Tuesday, February 21, 2012

2-21-2012

traction vs. direction

sometimes, it is just a matter of doing something, anything to get some traction.  traction is what i feel that i don't have right now.   not quite sure as to why.  maybe, it is more of a direction issue than traction?  or, maybe it is a combination of both, and of varying combinations depending on the aspect of my life that we are talking about.  wow, this could be a really long and winding internal discussion that i am about to put to "paper".

life "buckets"; spiritual, personal and  professional.

spiritually, it feels like i am stagnant.  it seems like i have lost my focus, i have stopped reading my daily excerpts, i have stopped with yoga, i have stopped.  this is not a good place for me to be.  now, i would say that i am not carrying around hostile energy for other peoples or even their actions.   i do feel that i am of good intentions, or at least i am being honest with other people, especially as it relates to relationships.  with all of that said, i do feel this heaviness upon me.  as i say that, it feels almost as if that could be for this lack of traction or direction that i ultimately feel.  

don't you usually add weight to something to help it get traction, or am i just thinking as a person who is living in an snow-belt area?

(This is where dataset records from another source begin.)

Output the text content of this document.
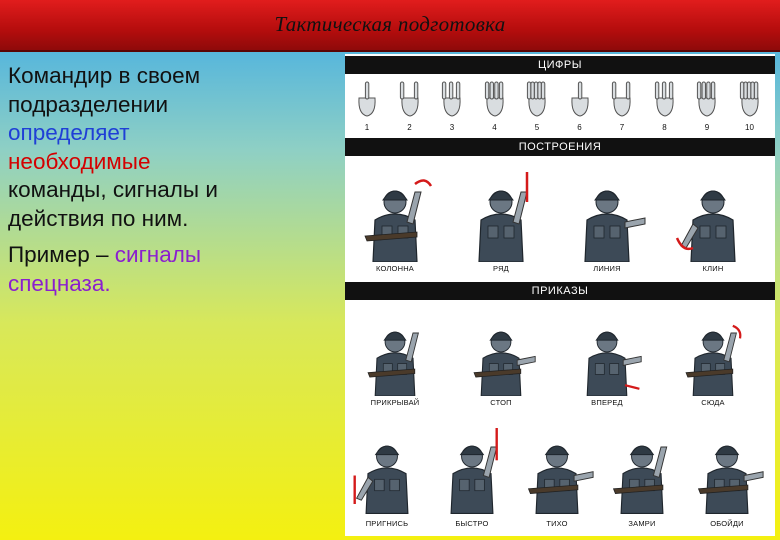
Тактическая подготовка
Командир в своем
подразделении
определяет
необходимые
команды, сигналы и
действия по ним.
Пример – сигналы
спецназа.
ЦИФРЫ
ПОСТРОЕНИЯ
ПРИКАЗЫ
1	2	3	4	5	6	7	8	9	10
КОЛОННА	РЯД	ЛИНИЯ	КЛИН
ПРИКРЫВАЙ	СТОП	ВПЕРЕД	СЮДА
ПРИГНИСЬ	БЫСТРО	ТИХО	ЗАМРИ	ОБОЙДИ
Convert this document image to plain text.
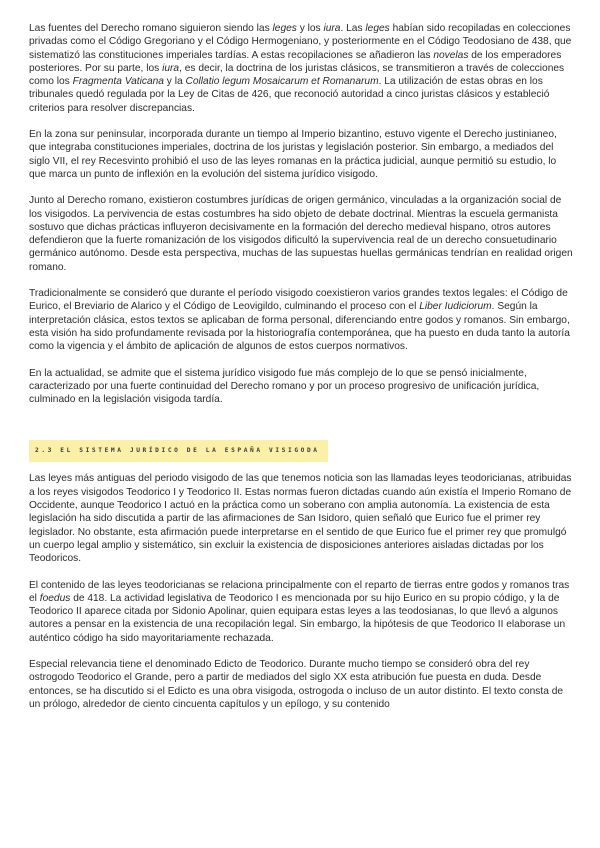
Las fuentes del Derecho romano siguieron siendo las leges y los iura. Las leges habían sido recopiladas en colecciones privadas como el Código Gregoriano y el Código Hermogeniano, y posteriormente en el Código Teodosiano de 438, que sistematizó las constituciones imperiales tardías. A estas recopilaciones se añadieron las novelas de los emperadores posteriores. Por su parte, los iura, es decir, la doctrina de los juristas clásicos, se transmitieron a través de colecciones como los Fragmenta Vaticana y la Collatio legum Mosaicarum et Romanarum. La utilización de estas obras en los tribunales quedó regulada por la Ley de Citas de 426, que reconoció autoridad a cinco juristas clásicos y estableció criterios para resolver discrepancias.

En la zona sur peninsular, incorporada durante un tiempo al Imperio bizantino, estuvo vigente el Derecho justinianeo, que integraba constituciones imperiales, doctrina de los juristas y legislación posterior. Sin embargo, a mediados del siglo VII, el rey Recesvinto prohibió el uso de las leyes romanas en la práctica judicial, aunque permitió su estudio, lo que marca un punto de inflexión en la evolución del sistema jurídico visigodo.

Junto al Derecho romano, existieron costumbres jurídicas de origen germánico, vinculadas a la organización social de los visigodos. La pervivencia de estas costumbres ha sido objeto de debate doctrinal. Mientras la escuela germanista sostuvo que dichas prácticas influyeron decisivamente en la formación del derecho medieval hispano, otros autores defendieron que la fuerte romanización de los visigodos dificultó la supervivencia real de un derecho consuetudinario germánico autónomo. Desde esta perspectiva, muchas de las supuestas huellas germánicas tendrían en realidad origen romano.

Tradicionalmente se consideró que durante el período visigodo coexistieron varios grandes textos legales: el Código de Eurico, el Breviario de Alarico y el Código de Leovigildo, culminando el proceso con el Liber Iudiciorum. Según la interpretación clásica, estos textos se aplicaban de forma personal, diferenciando entre godos y romanos. Sin embargo, esta visión ha sido profundamente revisada por la historiografía contemporánea, que ha puesto en duda tanto la autoría como la vigencia y el ámbito de aplicación de algunos de estos cuerpos normativos.

En la actualidad, se admite que el sistema jurídico visigodo fue más complejo de lo que se pensó inicialmente, caracterizado por una fuerte continuidad del Derecho romano y por un proceso progresivo de unificación jurídica, culminado en la legislación visigoda tardía.

2.3 EL SISTEMA JURÍDICO DE LA ESPAÑA VISIGODA

Las leyes más antiguas del periodo visigodo de las que tenemos noticia son las llamadas leyes teodoricianas, atribuidas a los reyes visigodos Teodorico I y Teodorico II. Estas normas fueron dictadas cuando aún existía el Imperio Romano de Occidente, aunque Teodorico I actuó en la práctica como un soberano con amplia autonomía. La existencia de esta legislación ha sido discutida a partir de las afirmaciones de San Isidoro, quien señaló que Eurico fue el primer rey legislador. No obstante, esta afirmación puede interpretarse en el sentido de que Eurico fue el primer rey que promulgó un cuerpo legal amplio y sistemático, sin excluir la existencia de disposiciones anteriores aisladas dictadas por los Teodoricos.

El contenido de las leyes teodoricianas se relaciona principalmente con el reparto de tierras entre godos y romanos tras el foedus de 418. La actividad legislativa de Teodorico I es mencionada por su hijo Eurico en su propio código, y la de Teodorico II aparece citada por Sidonio Apolinar, quien equipara estas leyes a las teodosianas, lo que llevó a algunos autores a pensar en la existencia de una recopilación legal. Sin embargo, la hipótesis de que Teodorico II elaborase un auténtico código ha sido mayoritariamente rechazada.

Especial relevancia tiene el denominado Edicto de Teodorico. Durante mucho tiempo se consideró obra del rey ostrogodo Teodorico el Grande, pero a partir de mediados del siglo XX esta atribución fue puesta en duda. Desde entonces, se ha discutido si el Edicto es una obra visigoda, ostrogoda o incluso de un autor distinto. El texto consta de un prólogo, alrededor de ciento cincuenta capítulos y un epílogo, y su contenido
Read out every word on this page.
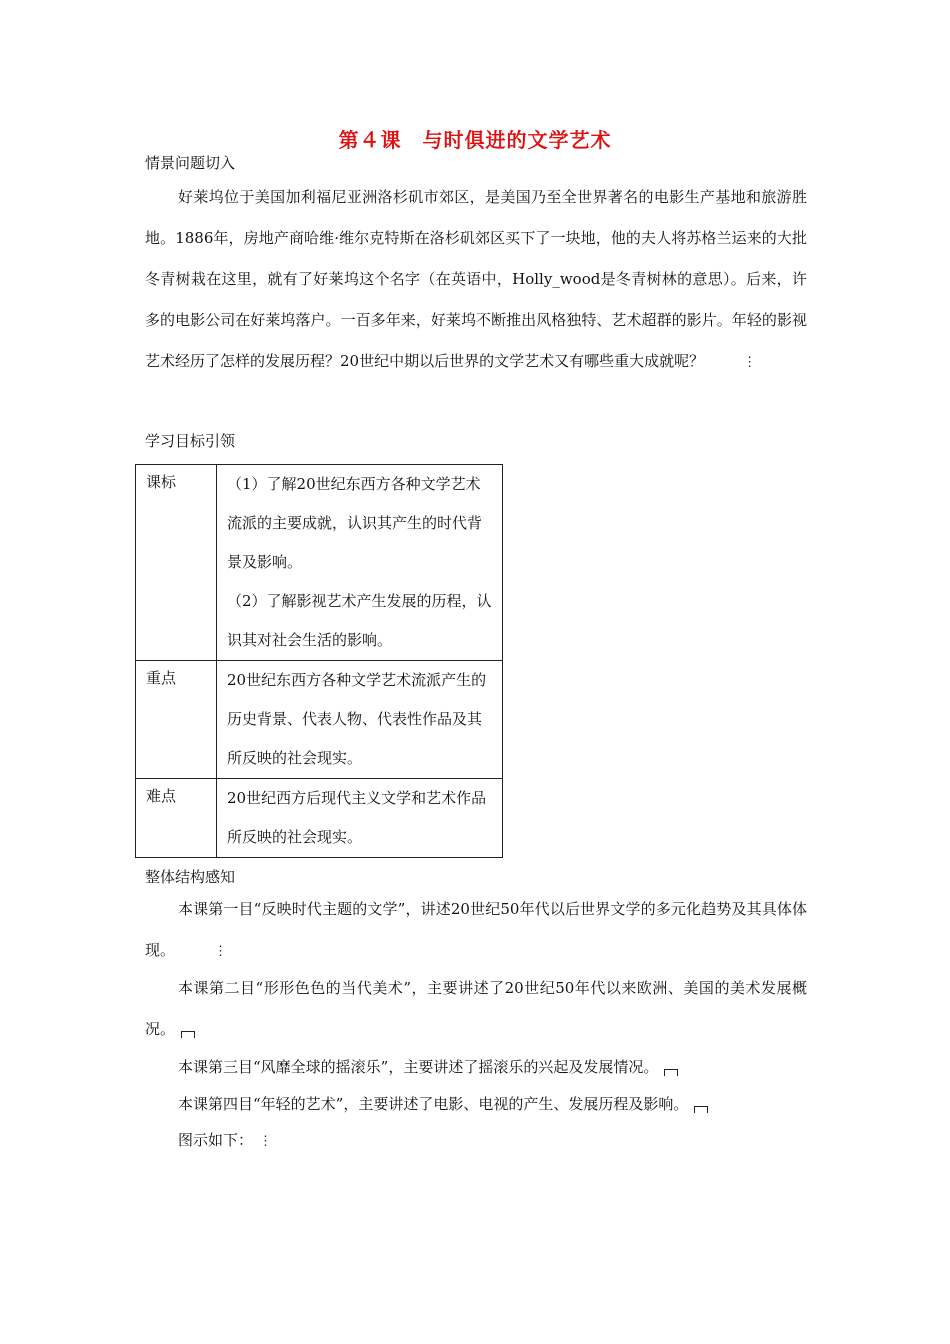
第４课　与时俱进的文学艺术
情景问题切入

好莱坞位于美国加利福尼亚洲洛杉矶市郊区，是美国乃至全世界著名的电影生产基地和旅游胜地。1886年，房地产商哈维·维尔克特斯在洛杉矶郊区买下了一块地，他的夫人将苏格兰运来的大批冬青树栽在这里，就有了好莱坞这个名字（在英语中，Holly_wood是冬青树林的意思）。后来，许多的电影公司在好莱坞落户。一百多年来，好莱坞不断推出风格独特、艺术超群的影片。年轻的影视艺术经历了怎样的发展历程？20世纪中期以后世界的文学艺术又有哪些重大成就呢？	⋮

学习目标引领
课标	（1）了解20世纪东西方各种文学艺术流派的主要成就，认识其产生的时代背景及影响。

（2）了解影视艺术产生发展的历程，认识其对社会生活的影响。

重点	20世纪东西方各种文学艺术流派产生的历史背景、代表人物、代表性作品及其所反映的社会现实。

难点	20世纪西方后现代主义文学和艺术作品所反映的社会现实。

整体结构感知

本课第一目“反映时代主题的文学”，讲述20世纪50年代以后世界文学的多元化趋势及其具体体现。	⋮

本课第二目“形形色色的当代美术”，主要讲述了20世纪50年代以来欧洲、美国的美术发展概况。

本课第三目“风靡全球的摇滚乐”，主要讲述了摇滚乐的兴起及发展情况。
本课第四目“年轻的艺术”，主要讲述了电影、电视的产生、发展历程及影响。
图示如下： ⋮
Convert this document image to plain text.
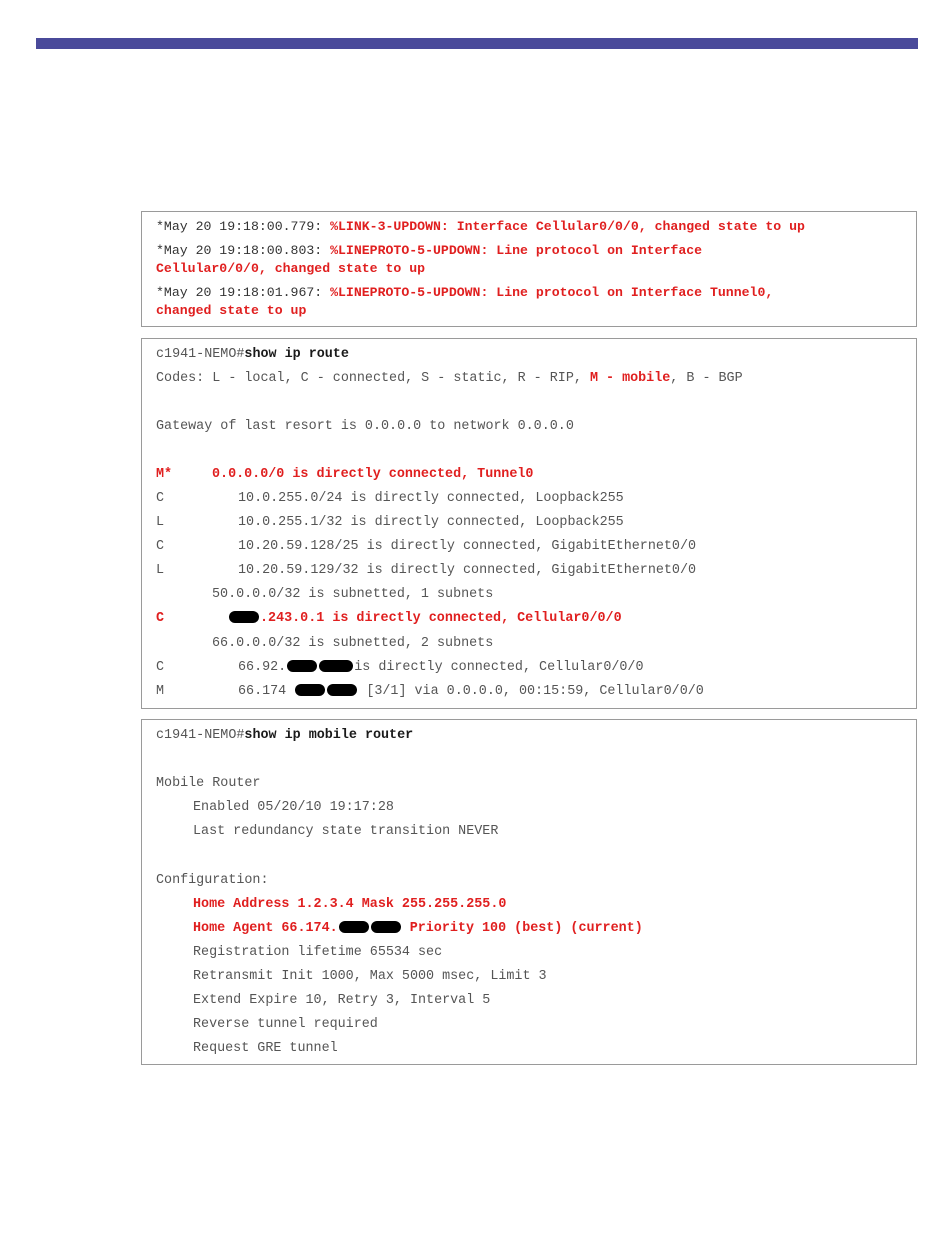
*May 20 19:18:00.779: %LINK-3-UPDOWN: Interface Cellular0/0/0, changed state to up
*May 20 19:18:00.803: %LINEPROTO-5-UPDOWN: Line protocol on Interface
Cellular0/0/0, changed state to up
*May 20 19:18:01.967: %LINEPROTO-5-UPDOWN: Line protocol on Interface Tunnel0,
changed state to up
c1941-NEMO#show ip route
Codes: L - local, C - connected, S - static, R - RIP, M - mobile, B - BGP
Gateway of last resort is 0.0.0.0 to network 0.0.0.0
M*	0.0.0.0/0 is directly connected, Tunnel0
C	10.0.255.0/24 is directly connected, Loopback255
L	10.0.255.1/32 is directly connected, Loopback255
C	10.20.59.128/25 is directly connected, GigabitEthernet0/0
L	10.20.59.129/32 is directly connected, GigabitEthernet0/0
50.0.0.0/32 is subnetted, 1 subnets
C	.243.0.1 is directly connected, Cellular0/0/0
66.0.0.0/32 is subnetted, 2 subnets
C	66.92.	is directly connected, Cellular0/0/0
M	66.174	[3/1] via 0.0.0.0, 00:15:59, Cellular0/0/0
c1941-NEMO#show ip mobile router
Mobile Router
Enabled 05/20/10 19:17:28
Last redundancy state transition NEVER
Configuration:
Home Address 1.2.3.4 Mask 255.255.255.0
Home Agent 66.174.	Priority 100 (best) (current)
Registration lifetime 65534 sec
Retransmit Init 1000, Max 5000 msec, Limit 3
Extend Expire 10, Retry 3, Interval 5
Reverse tunnel required
Request GRE tunnel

so, what is the source of this weight?  expectations for myself from me?  from others?  external views of my life? regret? fear? an overactive brain? 

to answer simply, it is yes. 

ok, great.  now, which of those can i truly impact or "control"?  honestly, i can only control me, and my brain.  i have to get my expectations under control.  i have to be truly honest about what i can accomplish in situations.  i need to understand that times like this will occur, and that i will have to find my way through them.  the solution can be varied, and likely will be.  it may even be something that i did before.   i will find a way through this, as i have previously.   and, once i do i will gain both traction and direction. 

the act of putting these words from my mind to "paper" is a definite start.  and, i think i need to get back to my spirituality, as a way to quiet my mind.  the last few evenings i have had wonderful nights of sleep, maybe it helps that i was working off a cold.  early to bed, and lots of calming sleep.   so, i know that i can quiet my mind, just need to do it more.   time to get "comfortable with uncertainty" again. :)

and, i need to get pass a milestone that i set for myself.  pass a certification test in a few weeks.  i know this is weighing on my mind, and that is good.  nervous is a good thing, it means it matters.  use the additional weight to add more traction to the effort and maintain the direction and move past the milestone.  :)

finally, am i truly able to move past my life in portland?  this is a tough question.  should i move past this part of my life?  i do still think it was the right decision for me at the time to move away.   but, would there ever be a reason to go back?  well, those questions seem like very weighty, and i need to remove some weight first before i tackle those.  :)   (maybe, if asked by the right person)

traction and direction.  you need both to get anywhere you set you milestone.